Doch nicht erst in den 1980er-Jahren bezogen die Kritiker eines Atomkrieges ihre Argumente von Wissenschaftlern und Gegenexperten. Dieser Vorgang lässt sich mit Einschränkungen schon im Europa der Nachkriegszeit feststellen, als Intellektuelle zum Widerstand gegen die Atombewaffnung aufriefen. Der Philosoph Günther Anders war ein überzeugter Kritiker der Atombombe, der grell die Folgen ihres Einsatzes ausmalte und so das Denken von Protestgruppen mit einer philosophisch-anthropologischen Analyse der nuklearen Bedrohung unterfütterte. Jason Dawsey untersucht seine Schriften und sein öffentliches Wirken in einem für das Gesamtargument des Bandes wichtigen Aufsatz.
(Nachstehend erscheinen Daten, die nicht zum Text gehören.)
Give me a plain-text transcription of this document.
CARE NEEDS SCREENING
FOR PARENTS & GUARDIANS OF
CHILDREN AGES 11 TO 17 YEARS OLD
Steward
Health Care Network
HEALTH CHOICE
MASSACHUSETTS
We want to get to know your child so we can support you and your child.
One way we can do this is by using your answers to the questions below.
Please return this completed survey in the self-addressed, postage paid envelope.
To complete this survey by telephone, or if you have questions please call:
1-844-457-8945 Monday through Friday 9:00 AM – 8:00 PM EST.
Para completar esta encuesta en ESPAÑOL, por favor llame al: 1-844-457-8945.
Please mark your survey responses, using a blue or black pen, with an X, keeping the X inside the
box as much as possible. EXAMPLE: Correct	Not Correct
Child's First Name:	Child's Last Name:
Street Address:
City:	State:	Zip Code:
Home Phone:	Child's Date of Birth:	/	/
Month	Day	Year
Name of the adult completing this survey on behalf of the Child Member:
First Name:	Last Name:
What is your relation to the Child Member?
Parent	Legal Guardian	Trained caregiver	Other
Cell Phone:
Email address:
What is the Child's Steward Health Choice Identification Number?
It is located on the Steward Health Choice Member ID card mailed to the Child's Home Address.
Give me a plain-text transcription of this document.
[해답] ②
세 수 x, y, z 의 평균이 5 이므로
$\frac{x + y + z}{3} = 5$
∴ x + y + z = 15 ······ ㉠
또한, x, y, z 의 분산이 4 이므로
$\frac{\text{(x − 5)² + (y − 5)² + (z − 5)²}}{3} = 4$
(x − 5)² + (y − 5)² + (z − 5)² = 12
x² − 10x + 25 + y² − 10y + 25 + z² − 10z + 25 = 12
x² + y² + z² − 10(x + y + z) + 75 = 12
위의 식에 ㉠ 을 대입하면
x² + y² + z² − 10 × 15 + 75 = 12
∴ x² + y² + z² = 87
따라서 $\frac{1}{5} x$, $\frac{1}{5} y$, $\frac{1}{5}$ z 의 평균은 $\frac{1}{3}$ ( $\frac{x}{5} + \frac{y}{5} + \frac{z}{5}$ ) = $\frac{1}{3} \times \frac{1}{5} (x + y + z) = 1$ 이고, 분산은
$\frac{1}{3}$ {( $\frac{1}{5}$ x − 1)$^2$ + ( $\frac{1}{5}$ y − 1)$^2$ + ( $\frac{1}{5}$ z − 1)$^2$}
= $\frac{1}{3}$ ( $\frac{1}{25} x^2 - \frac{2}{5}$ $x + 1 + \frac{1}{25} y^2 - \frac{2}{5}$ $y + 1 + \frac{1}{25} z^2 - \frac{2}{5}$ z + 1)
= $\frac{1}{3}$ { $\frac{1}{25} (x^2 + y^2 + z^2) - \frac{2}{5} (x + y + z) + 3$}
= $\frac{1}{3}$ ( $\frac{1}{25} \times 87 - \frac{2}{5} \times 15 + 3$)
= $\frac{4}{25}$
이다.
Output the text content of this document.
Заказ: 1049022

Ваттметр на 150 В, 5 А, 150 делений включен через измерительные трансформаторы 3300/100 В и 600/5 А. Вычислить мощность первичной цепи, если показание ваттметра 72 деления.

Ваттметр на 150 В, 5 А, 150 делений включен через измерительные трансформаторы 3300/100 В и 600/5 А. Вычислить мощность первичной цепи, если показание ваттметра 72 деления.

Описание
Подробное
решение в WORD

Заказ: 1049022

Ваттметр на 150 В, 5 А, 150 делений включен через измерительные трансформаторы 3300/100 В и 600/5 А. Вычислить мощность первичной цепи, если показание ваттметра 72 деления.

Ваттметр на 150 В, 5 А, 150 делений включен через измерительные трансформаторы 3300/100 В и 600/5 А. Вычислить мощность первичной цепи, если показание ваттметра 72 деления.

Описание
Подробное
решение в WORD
Dass auf die Atombombe ein nuklearer Winter folgen würde, gelangte als wissenschaftlich begründete Prognose in den 1980er-Jahren von den Laboren und Hörsälen in den öffentlichen Diskurs. Maßgeblich arbeitete der US-Astronom Carl Sagan diese Szenarien mit aus. Sein Wirken ist ein Beispiel für die Popularisierung und Politisierung von Wissenschaft sowie für die Verwissenschaftlichung von außerparlamentarischem Aktivismus im fortgeschrittenen Atomzeitalter. Paul Rubinson erörtert in seinem Beitrag, wie dieser Transfer geschehen konnte. Er bemerkt, dass es selten zuvor eine vergleichbare Allianz zwischen Wissenschaftlern und Friedensaktivisten gegeben habe wie in den hitzigen Debatten um die Nachrüstungspläne der NATO (S. 239). Sagans Berechnungen jedenfalls wurden auf beiden Seiten des Eisernen Vorhangs rezipiert und können als ein Beispiel für die transnationale Wanderschaft von Ideen gelten. Rubinson weist allerdings auch darauf hin, dass eine Spannung zwischen dem wissenschaftlichen Anspruch dieses Szenarios und seiner öffentlichen Instrumentalisierung bestand (S. 251).

Was zeigt uns dieser Sammelband? Erstens: Die Realität des Nuklearkriegs war eine fiktive, die heraufbeschworen, vorgestellt und ausgemalt werden musste. Ein Nuklearkrieg war kein reales Ereignis, vielleicht nicht einmal ein rational zu erwartendes Ereignis, sondern eine Kalkulation von Antworten auf noch nicht eingetretene Handlungen. Zweitens: Selbst wenn der Kalte Krieg ein imaginärer Krieg war, der von Einbildungskraft und Erzählungen lebte, beschreibt er doch eine gedachte dichotomische Trennung der Welt, die zutiefst real war, weil sie das Leben, Denken und Handeln der Menschen auf beiden Seiten des Eisernen Vorhangs prägte.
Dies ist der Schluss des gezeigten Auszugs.